De plus le raisonnement de l’architecte ne tient pas 10 secondes aux lois de la physique.

Avec une telle hauteur, l’air chaud ayant une fâcheuse tendance à monter, soit les députés seront dans un courant d’air permanent leur ramenant de manière forcée l’air de tout en haut vers le bas, soit la température devra dépasser allègrement les 30 °C en haut de la pièce même en hiver, pour qu’il fasse au moins 18 °C en bas, au vu de la hauteur, avec seule l’aération “naturelle” prévue.

Un toit aussi énorme pour n’utiliser que 60% d’énergies renouvelables (et purement solaire thermique) ? Un projet combiné solaire thermique+solaire électrique+pompe à chaleur avec stockage l’été et durant les séances où les parlementaires présents dégagent suffisamment de chaleur en étant là éveillé et réfléchissant aurait permis d’atteindre 100% d’énergie renouvelables, et un ouvrage de référence à énergie positive, tout en respectant l’architecture du quartier et les budgets.

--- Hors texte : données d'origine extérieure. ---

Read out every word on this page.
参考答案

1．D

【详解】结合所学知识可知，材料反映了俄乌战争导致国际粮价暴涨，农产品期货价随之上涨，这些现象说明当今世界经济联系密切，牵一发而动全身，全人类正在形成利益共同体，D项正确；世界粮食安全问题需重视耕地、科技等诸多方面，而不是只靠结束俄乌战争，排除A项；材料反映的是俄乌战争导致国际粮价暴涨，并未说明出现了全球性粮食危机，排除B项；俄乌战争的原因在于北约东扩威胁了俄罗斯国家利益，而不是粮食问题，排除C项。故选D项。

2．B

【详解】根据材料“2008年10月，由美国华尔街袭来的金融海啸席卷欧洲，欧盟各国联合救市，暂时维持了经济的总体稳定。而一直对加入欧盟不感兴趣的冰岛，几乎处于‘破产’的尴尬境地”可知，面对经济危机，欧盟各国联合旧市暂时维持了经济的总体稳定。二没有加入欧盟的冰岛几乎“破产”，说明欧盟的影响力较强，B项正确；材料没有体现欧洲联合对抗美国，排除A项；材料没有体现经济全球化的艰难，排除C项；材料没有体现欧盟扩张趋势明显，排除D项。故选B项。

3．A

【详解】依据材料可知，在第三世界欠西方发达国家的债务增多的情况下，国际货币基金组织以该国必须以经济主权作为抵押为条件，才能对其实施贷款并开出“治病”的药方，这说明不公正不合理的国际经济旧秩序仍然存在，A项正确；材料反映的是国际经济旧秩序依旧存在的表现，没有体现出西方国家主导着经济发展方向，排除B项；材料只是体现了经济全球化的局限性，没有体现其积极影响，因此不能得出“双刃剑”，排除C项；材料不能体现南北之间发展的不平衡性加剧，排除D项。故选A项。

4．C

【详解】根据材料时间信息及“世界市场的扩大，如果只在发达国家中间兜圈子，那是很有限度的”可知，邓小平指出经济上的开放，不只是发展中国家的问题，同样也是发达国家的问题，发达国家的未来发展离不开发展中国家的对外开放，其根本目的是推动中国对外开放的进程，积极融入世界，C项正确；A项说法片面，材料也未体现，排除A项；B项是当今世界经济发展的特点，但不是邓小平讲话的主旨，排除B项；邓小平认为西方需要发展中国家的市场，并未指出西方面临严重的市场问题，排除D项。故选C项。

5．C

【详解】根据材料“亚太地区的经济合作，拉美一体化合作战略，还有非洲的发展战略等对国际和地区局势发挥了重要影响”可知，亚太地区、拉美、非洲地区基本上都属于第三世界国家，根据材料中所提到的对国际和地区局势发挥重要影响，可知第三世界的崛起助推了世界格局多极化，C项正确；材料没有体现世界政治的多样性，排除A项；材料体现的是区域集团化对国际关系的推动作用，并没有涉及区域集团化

Il est urgent de voter Oui à l’initiative et de repenser ce projet, en utilisant les ressources de savoir de l’EPFL et de l’UNIL, qui ont considérablement évolué ces 10 dernières années, et en se donnant un but ambitieux, mais possible, montrant le chemin de la sortie complète du nucléaire et du pétrole, du gaz et du charbon pour un bâtiment de référence cantonal.

Mais où sont donc passés les vrais Verts ???

Commentaire de Jean-Pierre Blanc le 18 septembre 2012 à 16:08

Laideur de l’architecture contemporaine (du mondialisme) :
http://www.youtube.com/watch?v=rNozfdE8jCM

Commentaire de Pierre Santschi le 18 septembre 2012 à 21:17

@M Brunner.
Mais que sont les vrais Verts dans l’esprit de Brunner?
Sont-ce ceux qui sauront, résistant au “collège”
Qu’est le Conseil d’Etat, avec un peu de nerfs,
Dire que le mépris mérite qu’on s’allège
De la bureaucratie imposée au Château
Et que de l’arrogance on desserre l’étau?